Once finals were over, I saw where this was going, decided to say **** this **** I'm not wasting my script, my mental energy, and being depending on unreasonable amounts of amphetamine just to function, not even get the therapeutic effect.
abstained from usage for 5 days completely, took tyrosine, choline, nootropics, brain supplements, etc.
Today I decided, just to see how it goes, to take 30mg, less than my full prescribed dose, along with a tablespoon of delsym and some magnesium.
Not only did I get the euphoria and motivation, but I also got the focus and energy and I DIDN'T FOR ONCE end up with freezing cold fingers!!! and its lasted much longer than using 4 times as much has and im not crashing.
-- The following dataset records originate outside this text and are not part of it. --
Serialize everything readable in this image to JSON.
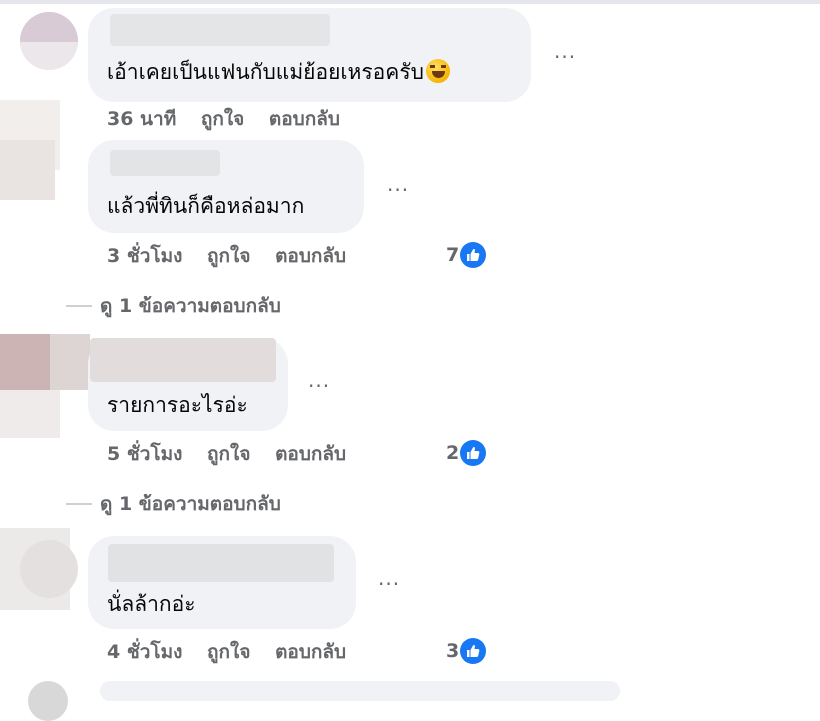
{
  "comments": [
    {
      "text": "เอ้าเคยเป็นแฟนกับแม่ย้อยเหรอครับ",
      "emoji": "rolling-on-floor-laughing-emoji",
      "more": "···",
      "time": "36 นาที",
      "like": "ถูกใจ",
      "reply": "ตอบกลับ"
    },
    {
      "text": "แล้วพี่ทินก็คือหล่อมาก",
      "more": "···",
      "time": "3 ชั่วโมง",
      "like": "ถูกใจ",
      "reply": "ตอบกลับ",
      "reactions": "7",
      "view_replies": "ดู 1 ข้อความตอบกลับ"
    },
    {
      "text": "รายการอะไรอ่ะ",
      "more": "···",
      "time": "5 ชั่วโมง",
      "like": "ถูกใจ",
      "reply": "ตอบกลับ",
      "reactions": "2",
      "view_replies": "ดู 1 ข้อความตอบกลับ"
    },
    {
      "text": "นั่ลล้ากอ่ะ",
      "more": "···",
      "time": "4 ชั่วโมง",
      "like": "ถูกใจ",
      "reply": "ตอบกลับ",
      "reactions": "3"
    }
  ],
  "colors": {
    "bubble": "#f0f2f5",
    "meta_text": "#65676b",
    "like_badge": "#1877f2",
    "text": "#050505"
  }
}
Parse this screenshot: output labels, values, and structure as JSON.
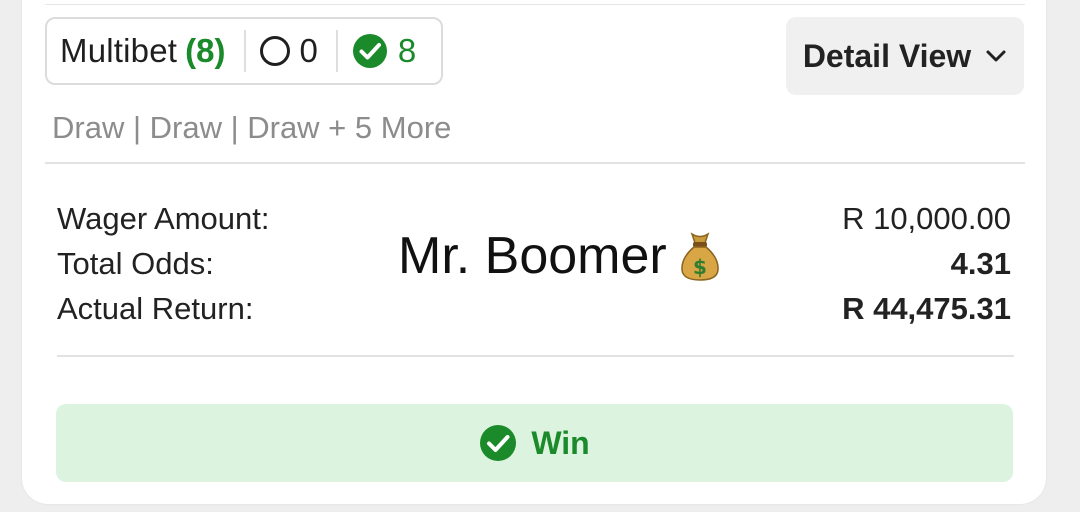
{
  "bet": {
    "type_label": "Multibet",
    "leg_count": "(8)",
    "pending_count": "0",
    "won_count": "8",
    "detail_button": "Detail View",
    "selections": "Draw | Draw | Draw + 5 More"
  },
  "summary": {
    "wager_label": "Wager Amount:",
    "wager_value": "R 10,000.00",
    "odds_label": "Total Odds:",
    "odds_value": "4.31",
    "return_label": "Actual Return:",
    "return_value": "R 44,475.31"
  },
  "overlay": {
    "text": "Mr. Boomer",
    "icon": "money-bag-emoji"
  },
  "status": {
    "label": "Win",
    "icon": "check-circle-icon"
  },
  "colors": {
    "win_green": "#1a8a2a",
    "win_bg": "#dcf3df",
    "muted": "#8c8c8c"
  }
}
Personally, I think that along with vitamins and supplements to restore neurotransmitters, taking a few day breaks between using as well as using dxm and magnesium with your dosage can change the outcome of your entire experience.
one thing i've considered...while using adderall daily, i also used nootropics....
they counteract the nmda effects magnesium and dxm have i think..atleast the racetams.
i didnt use any today..
could aniracetam/other racetams possibly increase tolerance while using them?
Small doses of Ketamine taken before a dose of dexedrine definitely did wonders to keep tolerance at bay...
But now that I'm slightly the wiser, I simply take the small doses of Ketamine, and skip the amp altogether .
Edited by chrono, 09 September 2010 - 10:53 PM.